The Tashkent Higher All-Arms Command School (Тошкент Олий Умумқўшин Қўмондонлик билим Юрти, ТОУКБЮ) was a military academy of the Ministry of Defense of Uzbekistan. It was previously known as the Tashkent Higher Combined Arms Command School named after Vladimir Lenin (Ташкентское Высшее Общевойсковое Командное Училище имени В.И. Ленина, ТВОКУ). It was one of the oldest military establishments of the USSR preparing infantry officers for the Soviet Army. The school was disbanded after former Uzbek SSR gained independence in 1991 and became the Republic of Uzbekistan. The last banner of the school was removed from the No. 1 Guard Post and deposited into the State Museum of the Armed Forces of Uzbekistan.

==History==
TVOKU, or as it was called colloquially, the Leninsky College was founded on July 12, 1918, when the Military Commissariat of the Turkestan Soviet Republic ordered the government to organize the Turkestan Soviet command courses in Central Asia for the training of Bolshevik commanders. On the 31st of that month, it was announced that a command school would be created in Tashkent. On September 17, 1918, the school began regular classes, which had their own ceremonial opening 5 days later.

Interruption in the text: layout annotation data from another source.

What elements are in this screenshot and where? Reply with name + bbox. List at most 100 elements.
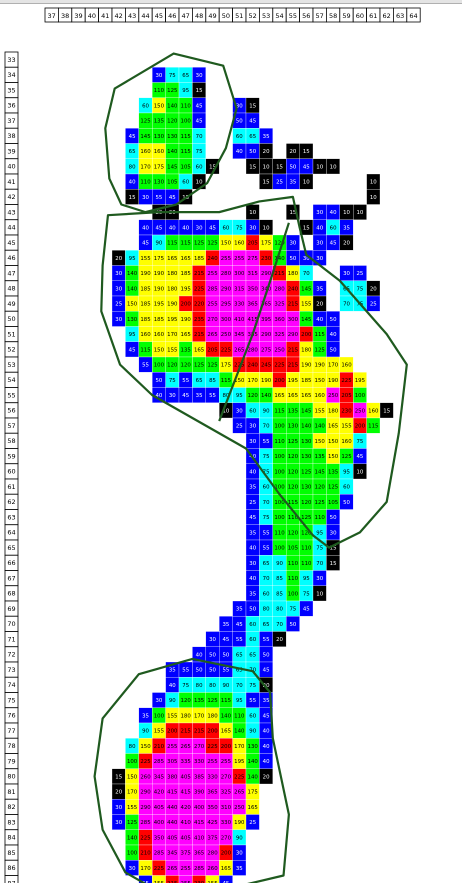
column-header-label: 44 <box>141 12 149 20</box>
cell-value: 215 <box>194 332 204 338</box>
cell-value: 165 <box>328 424 338 430</box>
cell-value: 170 <box>328 363 339 369</box>
cell-value: 40 <box>169 225 176 231</box>
cell-value: 75 <box>169 73 176 79</box>
cell-value: 140 <box>248 759 259 765</box>
cell-value: 30 <box>236 851 243 857</box>
cell-value: 100 <box>274 469 285 475</box>
cell-value: 65 <box>196 378 203 384</box>
cell-value: 135 <box>154 119 164 125</box>
cell-value: 160 <box>341 363 352 369</box>
cell-value: 10 <box>316 164 323 170</box>
cell-value: 120 <box>181 698 192 704</box>
cell-value: 130 <box>288 424 299 430</box>
cell-value: 400 <box>194 805 205 811</box>
column-header-label: 61 <box>369 12 377 20</box>
cell-value: 160 <box>234 241 245 247</box>
cell-value: 65 <box>249 652 256 658</box>
cell-value: 200 <box>301 332 312 338</box>
cell-value: 365 <box>194 851 204 857</box>
column-header-label: 37 <box>48 12 56 20</box>
cell-value: 90 <box>276 561 283 567</box>
cell-value: 30 <box>155 73 162 79</box>
cell-value: 55 <box>263 546 270 552</box>
cell-value: 25 <box>249 500 256 506</box>
cell-value: 190 <box>301 363 312 369</box>
row-header-label: 47 <box>7 269 15 277</box>
cell-value: 330 <box>221 820 232 826</box>
cell-value: 40 <box>196 652 203 658</box>
row-header-label: 55 <box>7 391 15 399</box>
column-header-label: 42 <box>115 12 123 20</box>
cell-value: 45 <box>263 713 270 719</box>
cell-value: 120 <box>288 530 299 536</box>
cell-value: 110 <box>140 180 151 186</box>
cell-value: 140 <box>127 271 138 277</box>
cell-value: 265 <box>207 332 217 338</box>
cell-value: 75 <box>249 683 256 689</box>
cell-value: 100 <box>154 713 165 719</box>
cell-value: 330 <box>194 759 205 765</box>
cell-value: 225 <box>234 774 244 780</box>
cell-value: 15 <box>263 180 270 186</box>
cell-value: 190 <box>261 378 272 384</box>
cell-value: 125 <box>328 485 338 491</box>
cell-value: 110 <box>274 439 285 445</box>
cell-value: 30 <box>316 576 323 582</box>
cell-value: 175 <box>221 363 231 369</box>
cell-value: 280 <box>274 286 285 292</box>
column-header-label: 51 <box>235 12 243 20</box>
cell-value: 140 <box>261 393 272 399</box>
cell-value: 115 <box>221 698 231 704</box>
cell-value: 130 <box>301 485 312 491</box>
cell-value: 405 <box>181 835 191 841</box>
cell-value: 45 <box>169 195 176 201</box>
cell-value: 65 <box>249 134 256 140</box>
cell-value: 120 <box>167 119 178 125</box>
cell-value: 240 <box>248 363 259 369</box>
column-header-label: 55 <box>289 12 297 20</box>
cell-value: 285 <box>154 759 164 765</box>
cell-value: 130 <box>154 180 165 186</box>
cell-value: 45 <box>249 119 256 125</box>
cell-value: 105 <box>328 500 338 506</box>
row-header-label: 53 <box>7 361 15 369</box>
cell-value: 145 <box>315 469 325 475</box>
row-header-label: 62 <box>7 498 15 506</box>
cell-value: 10 <box>370 195 377 201</box>
row-header-label: 50 <box>7 315 15 323</box>
cell-value: 40 <box>249 576 256 582</box>
cell-value: 170 <box>248 378 259 384</box>
cell-value: 10 <box>316 591 323 597</box>
heatmap-cells: 30 75 65 30110 125 95 1560 150 140 110 45 30 15125 13… <box>112 67 393 883</box>
cell-value: 160 <box>154 149 165 155</box>
cell-value: 110 <box>301 546 312 552</box>
cell-value: 40 <box>129 180 136 186</box>
row-header-label: 38 <box>7 132 15 140</box>
column-header-label: 49 <box>208 12 216 20</box>
cell-value: 110 <box>315 515 326 521</box>
cell-value: 150 <box>315 378 326 384</box>
cell-value: 125 <box>288 439 298 445</box>
cell-value: 75 <box>263 454 270 460</box>
cell-value: 440 <box>167 820 178 826</box>
column-header-label: 60 <box>356 12 364 20</box>
row-header-label: 40 <box>7 163 15 171</box>
cell-value: 45 <box>303 607 310 613</box>
cell-value: 125 <box>341 454 351 460</box>
cell-value: 50 <box>155 378 162 384</box>
cell-value: 155 <box>154 729 164 735</box>
cell-value: 265 <box>234 790 244 796</box>
cell-value: 160 <box>315 393 326 399</box>
cell-value: 40 <box>182 225 189 231</box>
cell-value: 30 <box>142 195 149 201</box>
column-header-label: 50 <box>222 12 230 20</box>
cell-value: 185 <box>140 317 150 323</box>
cell-value: 225 <box>341 378 351 384</box>
cell-value: 75 <box>316 546 323 552</box>
cell-value: 140 <box>167 149 178 155</box>
cell-value: 140 <box>221 713 232 719</box>
row-header-label: 77 <box>7 727 15 735</box>
cell-value: 345 <box>167 851 177 857</box>
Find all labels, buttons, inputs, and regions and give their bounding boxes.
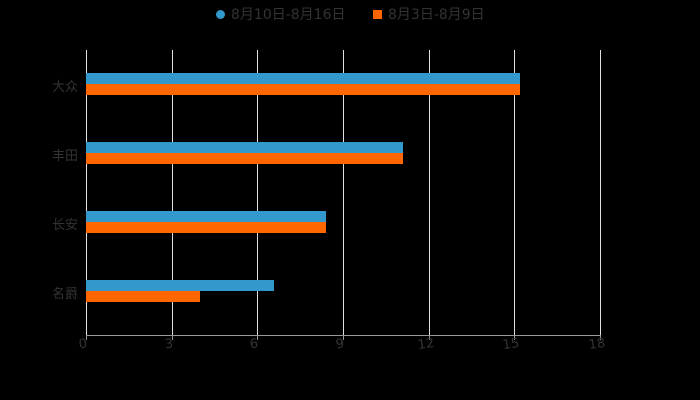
category-label: 长安 [51,218,78,233]
gridline [429,50,430,336]
bar-series1[interactable] [86,142,403,153]
bar-series2[interactable] [86,84,520,95]
bar-series2[interactable] [86,153,403,164]
x-tick [257,335,258,340]
bar-series2[interactable] [86,222,326,233]
gridline [257,50,258,336]
category-label: 名爵 [51,287,78,302]
x-tick [343,335,344,340]
x-tick-label: 3 [163,336,175,353]
x-tick-label: 12 [416,335,436,354]
x-tick [86,335,87,340]
x-tick-label: 15 [501,335,521,354]
category-label: 丰田 [51,149,78,164]
x-tick-label: 0 [77,336,89,353]
x-tick [429,335,430,340]
gridline [514,50,515,336]
gridline [600,50,601,336]
legend-label: 8月10日-8月16日 [231,7,346,23]
legend-item-series1[interactable]: 8月10日-8月16日 [216,4,346,24]
legend-marker-square-icon [373,9,382,19]
gridline [343,50,344,336]
legend-item-series2[interactable]: 8月3日-8月9日 [373,4,485,24]
bar-series1[interactable] [86,280,274,291]
x-tick-label: 18 [587,335,607,354]
gridline [172,50,173,336]
legend-label: 8月3日-8月9日 [388,7,485,23]
x-tick-label: 9 [334,336,346,353]
chart-legend: 8月10日-8月16日 8月3日-8月9日 [0,4,700,24]
x-tick [514,335,515,340]
category-label: 大众 [51,80,78,95]
gridline [86,50,87,336]
x-tick [600,335,601,340]
legend-marker-circle-icon [216,9,225,19]
bar-series2[interactable] [86,291,200,302]
bar-series1[interactable] [86,211,326,222]
bar-series1[interactable] [86,73,520,84]
x-tick-label: 6 [248,336,260,353]
x-tick [172,335,173,340]
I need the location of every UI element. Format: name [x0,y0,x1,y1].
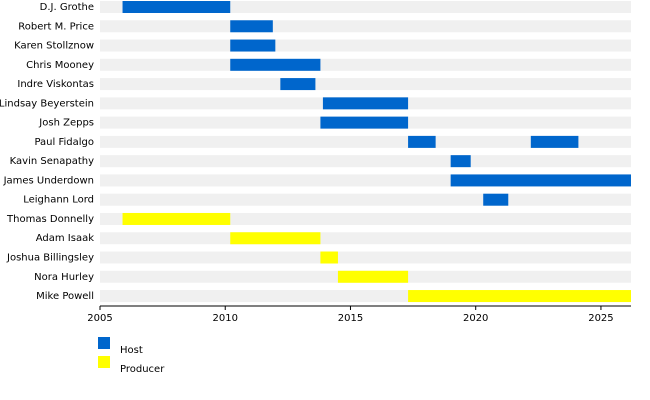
y-tick-label: Karen Stollznow [14,41,94,52]
legend-swatch [98,337,110,349]
y-tick-label: Leighann Lord [23,195,94,206]
row-band [100,232,631,245]
y-tick-label: Nora Hurley [34,272,94,283]
bar [230,58,321,71]
bar [450,174,631,187]
bar [408,135,436,148]
row-band [100,58,631,71]
row-band [100,39,631,52]
legend-label: Host [120,345,143,356]
bar [280,78,316,91]
x-tick-label: 2025 [588,313,613,324]
y-tick-label: Lindsay Beyerstein [0,98,94,109]
y-tick-label: Adam Isaak [36,233,94,244]
bar [450,155,471,168]
row-band [100,135,631,148]
row-band [100,20,631,33]
y-tick-label: James Underdown [3,175,94,186]
bar [483,193,509,206]
bar [230,39,276,52]
bar [122,1,231,13]
y-tick-label: D.J. Grothe [40,2,94,13]
y-tick-label: Chris Mooney [26,60,94,71]
bar [320,116,409,129]
bar [122,212,231,225]
x-tick-label: 2015 [338,313,363,324]
legend-label: Producer [120,364,165,375]
x-tick-label: 2010 [213,313,238,324]
bar [230,20,273,33]
row-band [100,78,631,91]
bar [530,135,579,148]
y-tick-label: Mike Powell [36,291,94,302]
x-tick-label: 2020 [463,313,488,324]
row-band [100,212,631,225]
row-band [100,1,631,13]
y-tick-label: Thomas Donnelly [6,214,94,225]
y-tick-label: Kavin Senapathy [10,156,94,167]
y-tick-label: Indre Viskontas [17,79,94,90]
row-band [100,155,631,168]
x-tick-label: 2005 [87,313,112,324]
row-band [100,193,631,206]
bar [408,290,631,303]
y-tick-label: Robert M. Price [18,21,94,32]
bar [322,97,409,110]
bar [337,270,409,283]
y-tick-label: Joshua Billingsley [6,253,94,264]
y-tick-label: Josh Zepps [38,118,94,129]
y-tick-label: Paul Fidalgo [34,137,94,148]
row-band [100,251,631,264]
bar [230,232,321,245]
bar [320,251,338,264]
legend-swatch [98,356,110,368]
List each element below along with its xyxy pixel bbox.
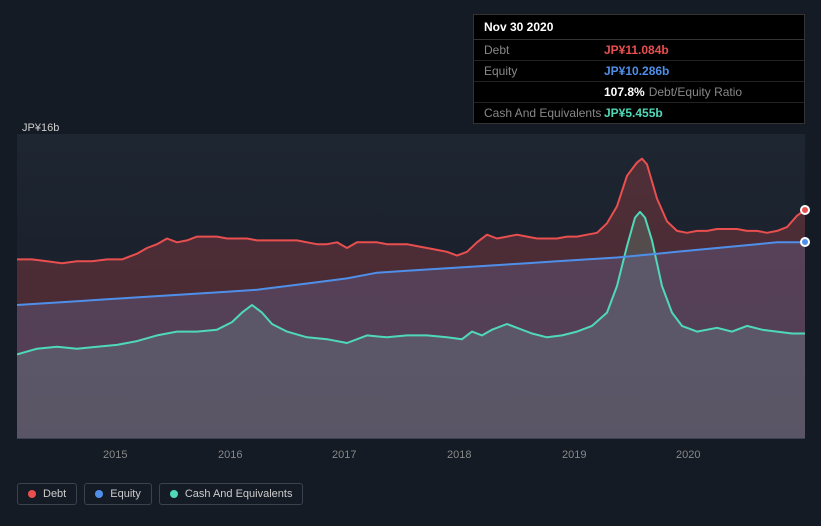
legend-dot-icon	[28, 490, 36, 498]
x-axis-label: 2020	[676, 449, 700, 461]
legend-label: Equity	[110, 488, 141, 500]
tooltip-row: Cash And EquivalentsJP¥5.455b	[474, 103, 804, 123]
x-axis-label: 2016	[218, 449, 242, 461]
chart-svg	[17, 134, 805, 438]
x-axis-label: 2019	[562, 449, 586, 461]
legend-dot-icon	[95, 490, 103, 498]
marker-equity	[800, 237, 810, 247]
tooltip-date: Nov 30 2020	[474, 15, 804, 40]
marker-debt	[800, 205, 810, 215]
legend: Debt Equity Cash And Equivalents	[17, 483, 303, 505]
legend-item[interactable]: Equity	[84, 483, 152, 505]
x-axis-label: 2018	[447, 449, 471, 461]
y-axis-top-label: JP¥16b	[22, 122, 59, 134]
legend-label: Debt	[43, 488, 66, 500]
x-axis-label: 2017	[332, 449, 356, 461]
legend-label: Cash And Equivalents	[185, 488, 293, 500]
tooltip-row: EquityJP¥10.286b	[474, 61, 804, 82]
legend-item[interactable]: Cash And Equivalents	[159, 483, 304, 505]
tooltip-ratio-row: 107.8%Debt/Equity Ratio	[474, 82, 804, 103]
chart-area[interactable]	[17, 134, 805, 438]
legend-dot-icon	[170, 490, 178, 498]
chart-tooltip: Nov 30 2020DebtJP¥11.084bEquityJP¥10.286…	[473, 14, 805, 124]
legend-item[interactable]: Debt	[17, 483, 77, 505]
x-axis-label: 2015	[103, 449, 127, 461]
tooltip-row: DebtJP¥11.084b	[474, 40, 804, 61]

At the time, the basis of training was political indoctrination and immersion in military subjects, with tactical training being given particular attention. During the Great Patriotic War (known in the West as the Second World War), the school prepared about 8,000 commanders to fight in the Red Army against the Wehrmacht. Many who graduated at the time fought in the Eastern Front, including in the Battle of Moscow in 1941 and the Siege of Leningrad in 1943.

On March 28, 1957, the banners of the school, which were previously stored in the Central Museum of the Soviet Army, were delivered to the school from Moscow. By July 1970, the school was exporting its students to other Soviet universities, as well as importing cadets from other cadet schools, which would later make up the 1st Cadet Battalion. In the 80s, graduates of the school were immediately commissioned into the Soviet Army and transferred across the Afghan border with the Uzbek SSR to participate in the Soviet–Afghan War. On 26 March 1993, it was reestablished by the Ministry of Defense of Uzbekistan as the Tashkent Higher All-Arms Command School. In 2017, President Shavkat Mirziyoyev, ordered that the school be reestablished as the Academy of the Armed Forces of Uzbekistan.

== Alumni ==

- Qobul Berdiyev, Uzbek military officer who formerly served as Minister of Defence of Uzbekistan.
- Stanislav Hazheev, former Minister of Defence in Transnistria.
- Albert Makashov, a Russian officer and a nationalist-communist politician.
- Pavel Pavlovich Kozlovsky, the second Minister of Defence of Belarus.
- Esen Topoev, former Minister of Defense of Kyrgyzstan.
- Valdas Tutkus, a Lithuanian general who was the 3rd Chief of Defence.
- Ilýa Weljanow, Turkmen general and diplomat.